In this webpage there are names of Wikipedia special pages, i.e. pages of the “Special:” namespace.
The names are scattered throughout this long webpage.

I can match the names, download them, and sort them in a list via the shell, this way:

curl https://en.wikipedia.org/wiki/Help:Special_page -s | grep -oP 'Special:\K[a-zA-Z0-9]*' | sort -u > special_page_names

JavaScript

Primarily for the sake of learning and experiment I ask.
Is there a way to save the names to clipboard, similarly filtered (as with grep and sort) via JavaScript tree walker?

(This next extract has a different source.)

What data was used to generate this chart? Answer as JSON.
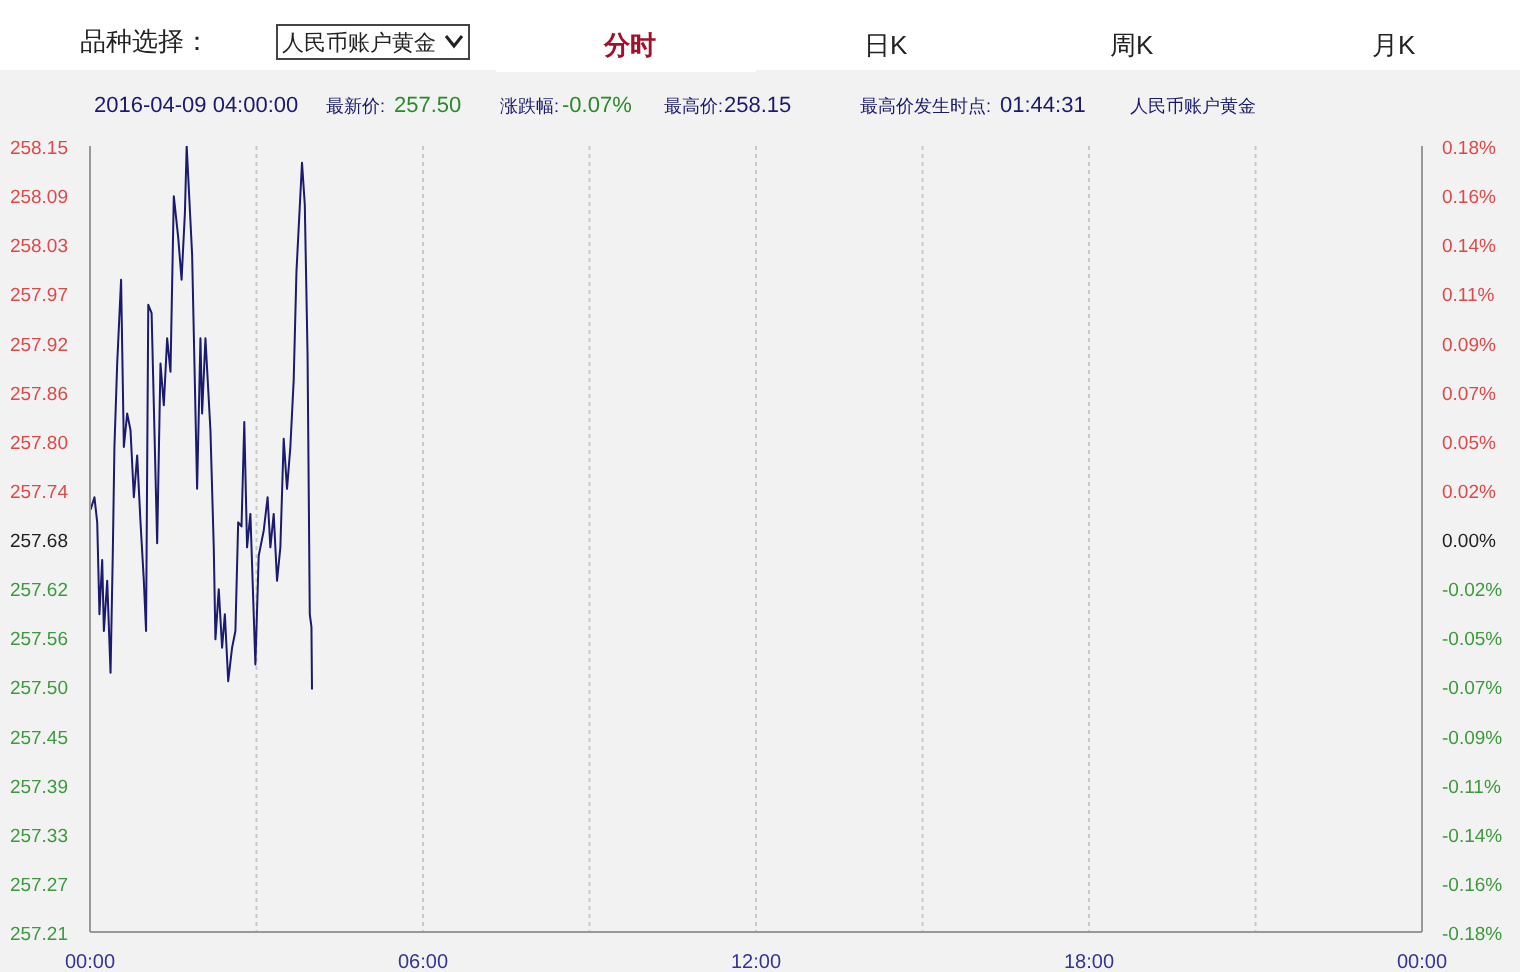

const regex = /Special:\K[a-zA-Z0-9]*/
const walker = document.createTreeWalker(
  document.body, 
  NodeFilter.SHOW_TEXT
)
let node;
while ((node = walker.nextNode())) {
    // CODE FOR COPYING SPECIAL PAGE NAMES TO CLIPBOARD COMES HERE
}
#2

Well firstly I would adjust that while loop so that it doesn’t do variable assignment in the condition area.

        let node = walker.nextNode();
        while (node) {
            // CODE FOR COPYING SPECIAL PAGE NAMES TO CLIPBOARD COMES HERE
            ...
            node = walker.nextNode();
        }
}

With the regex, JavaScript doesn’t support using \K. Instead we use capture groups.

        const regex = /Special:([a-zA-Z0-9]*)/

Then I would use that loop for populating an array of special lines.

        const walker = document.createTreeWalker(document.body, NodeFilter.SHOW_TEXT);
        const specialLines = [];
        const regex = /Special:([a-zA-Z0-9]*)/
        let node = walker.nextNode();
        while (node) {
            if (regex.test(node.textContent)) {
                specialLines.push(node.textContent);
            }
            node = walker.nextNode();
        }

Beyond there, we use map to get the capture group of the regex.

        const specialTerms = specialLines.map(function getTerm(line) {
            return line.match(regex)[1];
        });

Then it’s just a matter of copying that specialTerms array to the clipboard, with a similar output to console.log in case writing to the clipboard doesn’t work.

        if (navigator && navigator.clipboard && navigator.clipboard.writeText) {
            navigator.clipboard.writeText(specialTerms.join(" "));
        }
        console.log(specialTerms.join(" "));

Here’s the full code.

        const walker = document.createTreeWalker(document.body, NodeFilter.SHOW_TEXT);
        const specialLines = [];
        const regex = /Special:([a-zA-Z0-9]*)/
        let node = walker.nextNode();
        while (node) {
            if (regex.test(node.textContent)) {
                specialLines.push(node.textContent);
            }
            node = walker.nextNode();
        }
        const specialTerms = specialLines.map(function getTerm(line) {
            return line.match(regex)[1];
        });
        if (navigator && navigator.clipboard && navigator.clipboard.writeText) {
            navigator.clipboard.writeText(specialTerms.join(", "));
        }
        console.log(specialTerms.join(" "));

All of that could be done inside of the while loop, but doing it the way I’ve done above helps to reduce complexity of what’s going on.